Rapid Bus Service Comes to Pittsburgh
The majority of Oakland’s transit routes run along Fifth Avenue’s two bi-directional bus lanes and Forbes Avenue. The Port Authority of Allegheny County (PAT) estimates that over 60,000 bus riders pass through Oakland on a given weekday, with 23,000 embarking or disembarking in Oakland. Seventy municipalities with 370,000 residents have direct bus service to Oakland.
A survey of 43,000 institutional employees by the Oakland Transportation Management Association (OTMA) found that 44 percent used public transit at least one day per week. With one full bus equivalent to 40 cars, transit is a key piece of infrastructure. Public transit is particularly important to low-income residents, young people, seniors and students, many of whom rely on public transportation in order to get to work or access services. Since the late 1990s, the full-time students, faculty and staff of Carnegie Mellon University and of the University of Pittsburgh can use their institutional ID cards as bus passes.
Over 50 percent of all trips between Oakland and Downtown occur by bus, making the Downtown-Oakland corridor one of the busiest transit corridors in the region. It is also one of the best served corridors with buses scheduled to run every two to three minutes during the weekday. However the lack of continuous, dedicated lanes and real-time arrival information makes it impossible for passengers to reliably know when a bus will arrive at a designated stop. Buses running at full capacity and unable to pick up additional passengers is another issue during rush hour for the 61 series bus line through Oakland, and is particularly arduous for bus riders during the cold winter months.
There have been several studies and proposals for Light Rail Transit (LRT) and Bus Rapid Transportation (BRT) service between Downtown and Oakland. Most recently, the Port Authority proposed a variation of BRT called Rapid Bus Service (RBS) in their 2009 Transit Development Plan (TDP).
The proposal would convert nine existing bus lines (28X Airport Flyer, 61A East Pittsburgh-Wilkinsburg, 61B Braddock-Swissvale, 61C-McKeesport-Homestead, 61D Summerset, 71A Negley and their variants) to Bus Rapid lines. With coordinated schedules and transit signal priority, these routes would provide rapid service between Oakland and Downtown every two minutes during peak periods and every four minutes during off-peak periods.

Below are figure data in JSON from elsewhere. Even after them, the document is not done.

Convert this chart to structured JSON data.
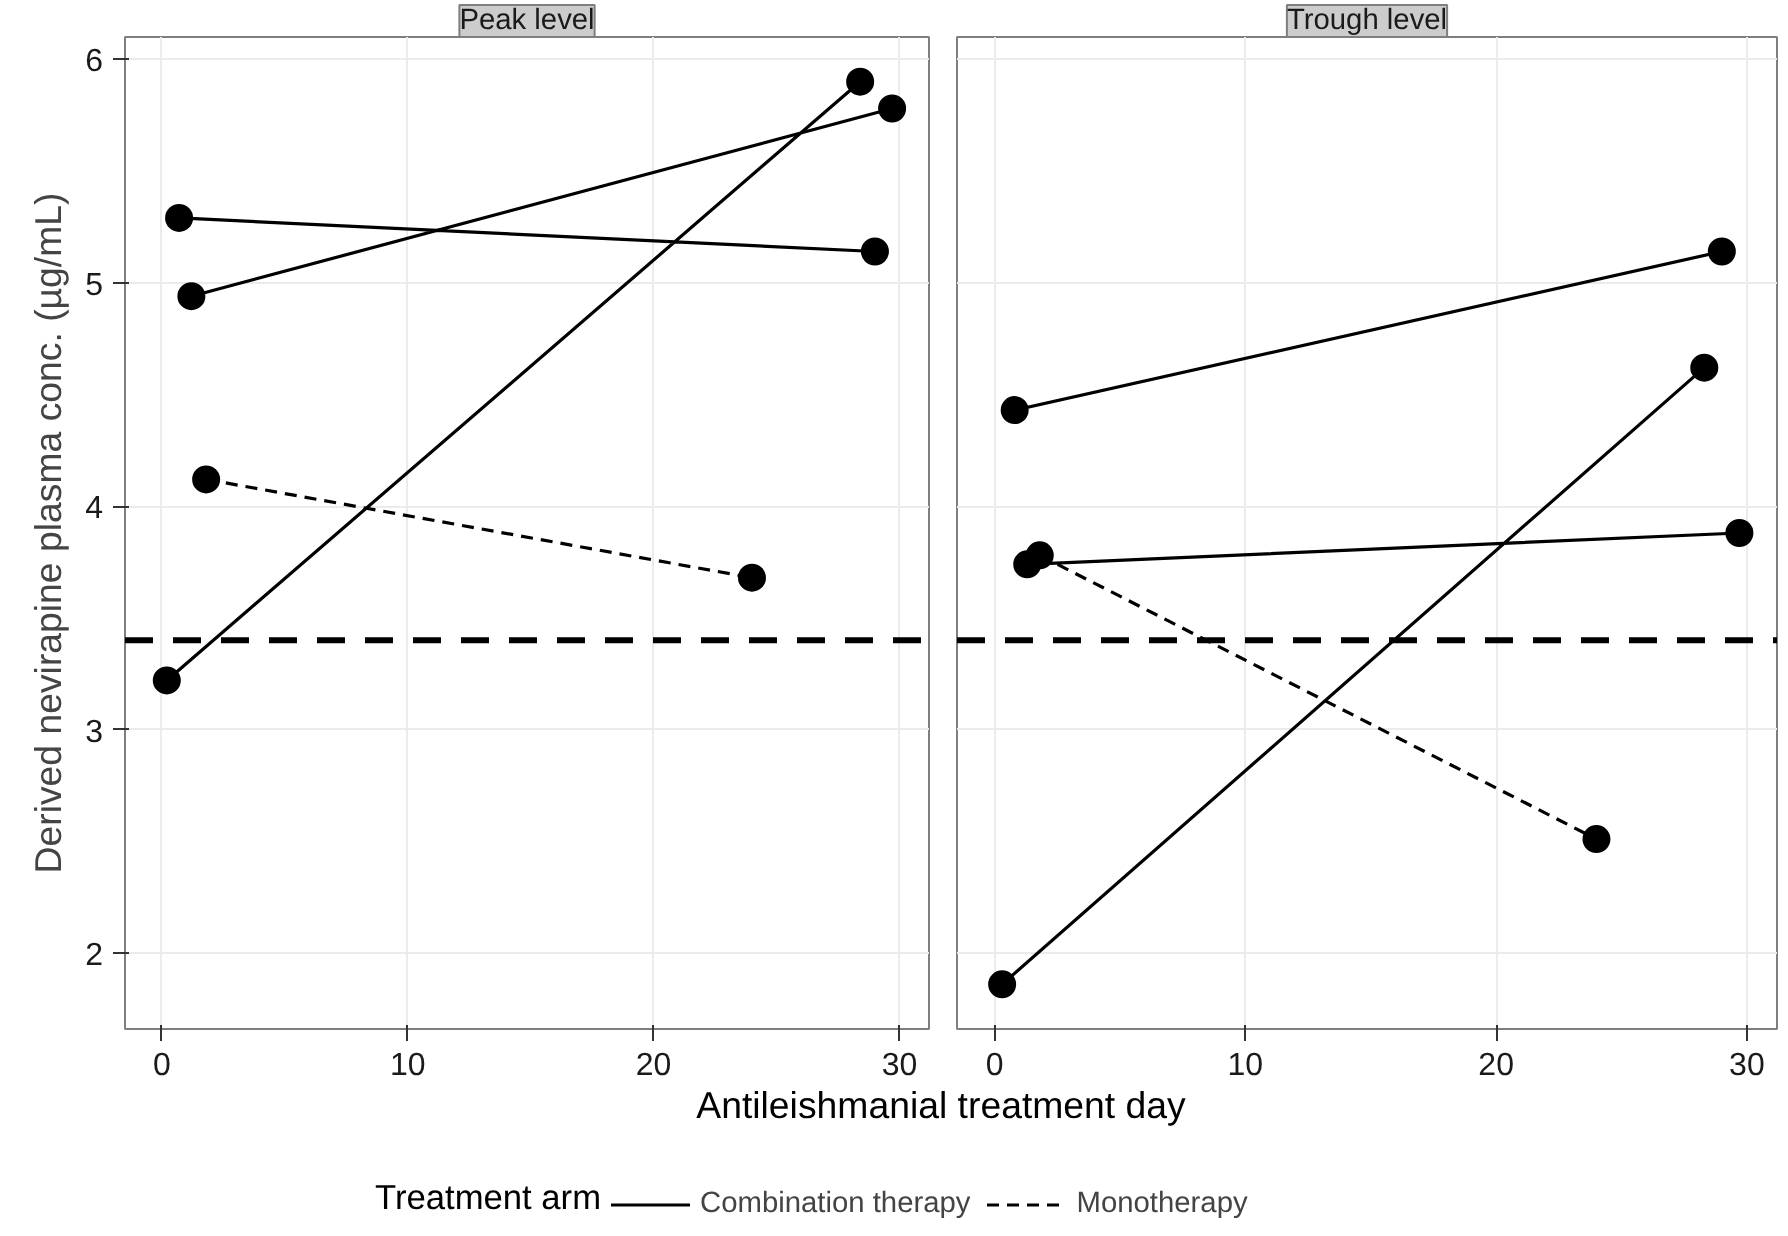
{
  "chart_data": [
    {
      "type": "line",
      "title": "Peak level",
      "ylabel": "Derived nevirapine plasma conc. (µg/mL)",
      "xlabel": "Antileishmanial treatment day",
      "legend": "bottom",
      "legend_title": "Treatment arm",
      "marker": "circle",
      "grid": true,
      "xlim": [
        -1.5,
        31.2
      ],
      "ylim": [
        1.66,
        6.1
      ],
      "xticks": [
        0,
        10,
        20,
        30
      ],
      "yticks": [
        2,
        3,
        4,
        5,
        6
      ],
      "ref_lines": [
        {
          "axis": "y",
          "value": 3.4,
          "color": "#000000",
          "line_style": "dashed"
        }
      ],
      "series": [
        {
          "name": "Combination therapy",
          "color": "#000000",
          "line_style": "solid",
          "x": [
            0.7,
            29.0,
            null,
            1.2,
            29.7,
            null,
            0.2,
            28.4
          ],
          "values": [
            5.29,
            5.14,
            null,
            4.94,
            5.78,
            null,
            3.22,
            5.9
          ]
        },
        {
          "name": "Monotherapy",
          "color": "#000000",
          "line_style": "dashed",
          "x": [
            1.8,
            24.0
          ],
          "values": [
            4.12,
            3.68
          ]
        }
      ]
    },
    {
      "type": "line",
      "title": "Trough level",
      "marker": "circle",
      "grid": true,
      "tick_labels": "x",
      "xlim": [
        -1.5,
        31.2
      ],
      "ylim": [
        1.66,
        6.1
      ],
      "xticks": [
        0,
        10,
        20,
        30
      ],
      "yticks": [
        2,
        3,
        4,
        5,
        6
      ],
      "ref_lines": [
        {
          "axis": "y",
          "value": 3.4,
          "color": "#000000",
          "line_style": "dashed"
        }
      ],
      "series": [
        {
          "name": "Combination therapy",
          "color": "#000000",
          "line_style": "solid",
          "x": [
            0.8,
            29.0,
            null,
            0.3,
            28.3,
            null,
            1.3,
            29.7
          ],
          "values": [
            4.43,
            5.14,
            null,
            1.86,
            4.62,
            null,
            3.74,
            3.88
          ]
        },
        {
          "name": "Monotherapy",
          "color": "#000000",
          "line_style": "dashed",
          "x": [
            1.8,
            24.0
          ],
          "values": [
            3.78,
            2.51
          ]
        }
      ]
    }
  ]
}
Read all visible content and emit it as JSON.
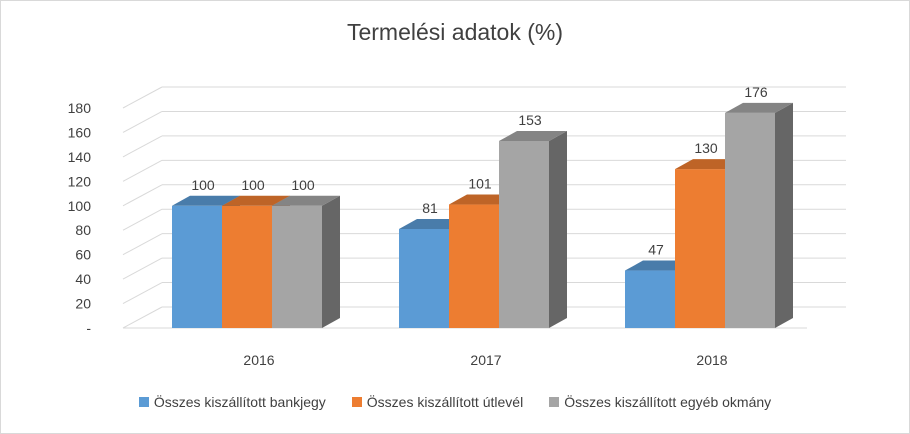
{
  "chart_data": {
    "type": "bar",
    "title": "Termelési adatok (%)",
    "xlabel": "",
    "ylabel": "",
    "categories": [
      "2016",
      "2017",
      "2018"
    ],
    "ylim": [
      0,
      180
    ],
    "yticks": [
      0,
      20,
      40,
      60,
      80,
      100,
      120,
      140,
      160,
      180
    ],
    "ytick_labels": [
      "-",
      "20",
      "40",
      "60",
      "80",
      "100",
      "120",
      "140",
      "160",
      "180"
    ],
    "grid": true,
    "style": "3d-column",
    "legend_position": "bottom",
    "series": [
      {
        "name": "Összes kiszállított bankjegy",
        "color": "#5b9bd5",
        "values": [
          100,
          81,
          47
        ]
      },
      {
        "name": "Összes kiszállított útlevél",
        "color": "#ed7d31",
        "values": [
          100,
          101,
          130
        ]
      },
      {
        "name": "Összes kiszállított egyéb okmány",
        "color": "#a5a5a5",
        "values": [
          100,
          153,
          176
        ]
      }
    ]
  }
}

The seven proposed stops within the study area would be Fifth Avenue near Carlow University and Magee Hospital; Fifth Avenue near UPMC Montefiore; Fifth Avenue at the University of Pittsburgh Student Union/Cathedral of Learning; Craig Street at Forbes Avenue; Craig Street at Fifth Avenue; Craig Street at Centre Avenue; and Forbes Avenue near Morewood Avenue/Carnegie Mellon University.
The Port Authority’s 28X Airport Flyer route runs along the Fifth-Forbes Corridor. The average daily ridership is over 1,000 riders and at peak university travel times, inundating the route’s maximum bus capacity. In addition to the 28X and the 61 series, the Port Authority operates the 84A and 84B routes which provide local service within Oakland and adjacent neighborhoods. In 2004, ridership on the 84A averaged over 1,100 weekday riders and just under 1,400 weekend riders during the school year.